Eine undercover-Polizeieinheit, welche Zehntausende politischer Aktivisten beobachtete, musste aufgrund schwerwiegender Kritik und Anschuldigungen aufgelöst werden. Die öffentliche Untersuchung der Geheimdienstaktivitäten hörte, dass ein leitender Beamter feststellte, dass die Einheit aufgrund unbegründeter Überwachung und mangelnder Führung eingestellt werden musste. Dieser Beamte erklärte, dass die infiltrierten politischen Gruppen weder die öffentliche Ordnung noch die Demokratie bedrohten. Er betonte, dass nur sehr wenige undercover-Beamte auf terroristische Organisationen hingewiesen wurden, da die Kapazitäten zur Infiltration dieser gefährlichen Gruppen kaum existierten.
Der Beamte, der zuvor für die Spezialdemonstrationsgruppe verantwortlich war, erklärte, dass das Verhalten der undercover-Beamten schädlich auf die Öffentlichkeit einwirkte. Es wurde berichtet, dass die Beamten routinemäßig intime Beziehungen zu Frauen pflegten, die sie beobachteten, ohne diese über ihre wahre Identität zu informieren. Er äußerte die Besorgnis über den sexuellen Missbrauch vieler verletzlicher Frauen durch einige SDS-Mitarbeiter, welcher „unermesslichen und untragbaren Schaden“ verursachte.
Es wurde zudem kritisiert, dass die Einheit nicht auf trauernde Familien, wie die Angehörigen von Jean Charles de Menezes, die unschuldig von der Polizei getötet wurden, überwacht hatte. Darüber hinaus sammelten die Beamten hochgradig invasive Informationen über Demonstranten, wie deren Freundschaften und Wohnsituationen. Die Untersuchung prüfte die Handlungen von 139 undercover-Beamten in der SDS sowie einer weiteren Geheimdiensteinheit, welche hauptsächlich linke Organisationen zwischen 1968 und mindestens 2010 infiltrierte.

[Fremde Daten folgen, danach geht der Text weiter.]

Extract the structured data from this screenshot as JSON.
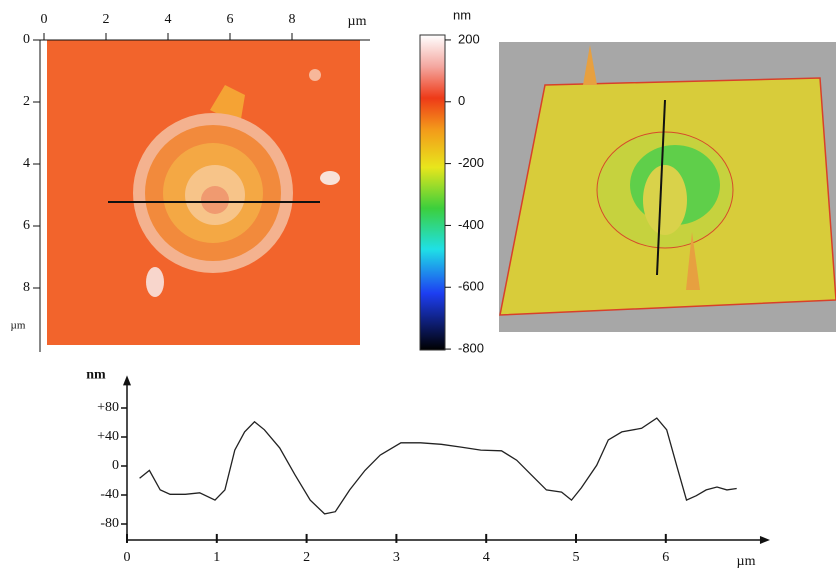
{
  "chart_data": [
    {
      "type": "image",
      "xlim": [
        0,
        10
      ],
      "ylim": [
        0,
        10
      ],
      "xticks": [
        0,
        2,
        4,
        6,
        8
      ],
      "yticks": [
        0,
        2,
        4,
        6,
        8
      ],
      "x_unit": "µm",
      "y_unit": "µm"
    },
    {
      "type": "colorbar",
      "ylim": [
        -803,
        216
      ],
      "yticks": [
        200,
        0,
        -200,
        -400,
        -600,
        -800
      ],
      "unit": "nm"
    },
    {
      "type": "line",
      "xlabel": "µm",
      "ylabel": "nm",
      "color": "#222222",
      "xlim": [
        0,
        7.16
      ],
      "ylim": [
        -102,
        125
      ],
      "xticks": [
        0,
        1,
        2,
        3,
        4,
        5,
        6
      ],
      "yticks": [
        {
          "value": 80,
          "label": "+80"
        },
        {
          "value": 40,
          "label": "+40"
        },
        0,
        -40,
        -80
      ],
      "x": [
        0.14,
        0.25,
        0.37,
        0.48,
        0.65,
        0.81,
        0.98,
        1.09,
        1.2,
        1.31,
        1.42,
        1.53,
        1.7,
        1.87,
        2.04,
        2.2,
        2.32,
        2.48,
        2.65,
        2.82,
        3.05,
        3.27,
        3.5,
        3.72,
        3.94,
        4.17,
        4.34,
        4.5,
        4.67,
        4.84,
        4.95,
        5.06,
        5.23,
        5.36,
        5.51,
        5.73,
        5.9,
        6.01,
        6.12,
        6.23,
        6.34,
        6.45,
        6.57,
        6.68,
        6.79
      ],
      "values": [
        -17,
        -6,
        -33,
        -39,
        -39,
        -37,
        -47,
        -33,
        22,
        47,
        61,
        50,
        25,
        -12,
        -47,
        -66,
        -63,
        -33,
        -6,
        15,
        32,
        32,
        30,
        26,
        22,
        21,
        8,
        -12,
        -33,
        -36,
        -47,
        -30,
        1,
        36,
        47,
        52,
        66,
        50,
        1,
        -47,
        -41,
        -33,
        -29,
        -33,
        -31
      ]
    }
  ]
}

Die Untersuchung hörte, wie in den letzten Tagen eine toxische Atmosphäre zwischen der Einheit und den höheren Rängen von Scotland Yard herrschte. Der Beamte schlug vor, die SDS aufzulösen, was er als „bahnbrechende“ Entscheidung bezeichnete, da die Einheit vierzig Jahre lang geheime Operationen führte. Er begründete die Auflösung mit einer Art „Rückwärtshandlung“, um ihre Existenz zu rechtfertigen, und vermutete, dass die Einheit nur einen „extrem begrenzten“ Informationsstand erfasste. Die von der Einheit vorgebrachten Erfolge wurden als übertrieben und fast wie Märchen beschrieben.
Des Weiteren äußerte der Beamte Bedenken hinsichtlich der ordnungsgemäßen Verwendung öffentlicher Gelder. Die Beamten beanspruchten „enorme Überstunden“, und als drastische Kürzungen dieser Zahlungen vorgeschlagen wurden, drohten viele mit der Kündigung. Die Einheit galt als schlecht ausgebildet, und fast alle undercover-Beamten weigerten sich, weitere Schulungen zu absolvieren. Letztendlich kam der Beamte zu dem Schluss, dass die SDS durch ihre isolierte und sehr engstirnige Struktur resistent gegen Veränderungen war und eine Umorientierung auf terroristische Gruppen nicht möglich war.